The students from the American Academy, considered one of Istanbul’s most elite, delivered the gesture at the game on Tuesday as a taunt following goals by the Ulus Jewish School team, according to reports on Twitter and in Avlaremoz, a Turkish Jewish media outlet.
Turkey’s official Jewish communal organization condemned the incident, saying it was in contact with the American school’s board and that “necessary initiatives will be taken,” though it did not specify what those initiatives might be.
The American Academy is also investigating what unfolded at the game, according to a statement it issued on Wednesday.
“We would like to emphasize that we stand against all kinds of discrimination in accordance with our institutional and educational philosophy,” said the statement quoted by JTA. “We have urgently contacted the school officials of Ulus Private Jewish High School, conveyed our regrets and initiated the necessary investigation.”
Üsküdar American Academy was founded in 1876 by an American Christian missionary organization operating in the Ottoman Empire. The school teaches mostly in English and boasts that its graduates largely attend leading foreign universities. It does not have an affiliation with the US government, as some other American schools abroad do, according to a spokesperson from the US consulate in Istanbul.
Turkey has seen a rise in antisemitic hate crimes since the rise of the AKP party headed by President Recep Tayyip Erdogan. The Anti-Defamation League found in 2015 that 71% of adults held antisemitic views, according to an index the group developed.

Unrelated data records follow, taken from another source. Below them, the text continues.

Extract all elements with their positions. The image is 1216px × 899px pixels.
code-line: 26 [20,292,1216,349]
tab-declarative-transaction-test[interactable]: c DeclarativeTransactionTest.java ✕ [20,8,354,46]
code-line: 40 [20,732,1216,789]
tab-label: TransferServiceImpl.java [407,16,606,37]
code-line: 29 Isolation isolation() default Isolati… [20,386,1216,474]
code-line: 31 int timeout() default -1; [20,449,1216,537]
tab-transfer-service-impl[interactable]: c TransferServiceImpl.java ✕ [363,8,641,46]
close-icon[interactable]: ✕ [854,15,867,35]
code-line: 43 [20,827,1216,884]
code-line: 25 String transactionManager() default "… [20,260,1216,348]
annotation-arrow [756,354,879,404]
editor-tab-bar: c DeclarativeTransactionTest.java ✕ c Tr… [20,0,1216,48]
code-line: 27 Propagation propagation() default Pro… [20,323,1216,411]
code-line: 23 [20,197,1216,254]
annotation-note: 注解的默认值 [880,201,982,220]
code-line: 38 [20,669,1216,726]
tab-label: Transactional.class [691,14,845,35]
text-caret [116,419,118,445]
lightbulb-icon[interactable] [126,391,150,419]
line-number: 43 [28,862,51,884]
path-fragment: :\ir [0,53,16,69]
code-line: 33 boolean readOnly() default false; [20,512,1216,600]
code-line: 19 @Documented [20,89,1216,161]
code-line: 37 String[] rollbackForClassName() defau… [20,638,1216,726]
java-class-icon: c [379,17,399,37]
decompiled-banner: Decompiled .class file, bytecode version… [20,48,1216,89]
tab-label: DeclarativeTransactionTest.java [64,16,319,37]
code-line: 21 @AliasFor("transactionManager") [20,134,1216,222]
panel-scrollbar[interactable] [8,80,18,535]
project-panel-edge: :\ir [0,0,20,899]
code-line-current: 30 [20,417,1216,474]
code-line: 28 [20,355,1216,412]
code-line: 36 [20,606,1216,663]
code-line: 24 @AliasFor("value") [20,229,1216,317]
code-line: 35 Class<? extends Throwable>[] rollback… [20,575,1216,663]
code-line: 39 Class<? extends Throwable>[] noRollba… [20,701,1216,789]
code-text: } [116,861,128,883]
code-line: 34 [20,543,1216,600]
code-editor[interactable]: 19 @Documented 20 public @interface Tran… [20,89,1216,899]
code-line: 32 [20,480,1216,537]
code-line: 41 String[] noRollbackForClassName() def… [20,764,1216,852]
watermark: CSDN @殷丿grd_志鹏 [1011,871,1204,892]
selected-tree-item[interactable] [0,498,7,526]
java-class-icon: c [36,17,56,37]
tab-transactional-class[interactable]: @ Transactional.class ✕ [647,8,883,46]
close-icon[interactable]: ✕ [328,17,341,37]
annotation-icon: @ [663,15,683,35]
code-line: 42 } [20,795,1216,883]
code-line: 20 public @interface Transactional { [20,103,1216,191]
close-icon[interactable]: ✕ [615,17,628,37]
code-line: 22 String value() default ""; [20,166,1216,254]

Several years ago, the governor of the northwestern province of Edirne was accused of inciting hatred towards the country's Jewish community, after suggesting a synagogue be turned into a museum as a reprisal for Israel's policies over the Al-Aqsa mosque in Jerusalem.
In 2017, Turkish ultra-nationalists protested outside the Neve Salom synagogue in central Istanbul, one of the most significant synagogues in the city, to denounce Israel's security measures on the Temple Mount.
American officials several years ago expressed deep concern over the rising levels of antisemitism in Turkey, after a report revealed that young Turkish Jews were leaving the country in droves as a result of the antisemitism.
However, public incidents of antisemitism in recent years have largely stemmed from Islamist and Turkish nationalist factions, rather than secularist bastions like Üsküdar American Academy, noted JTA.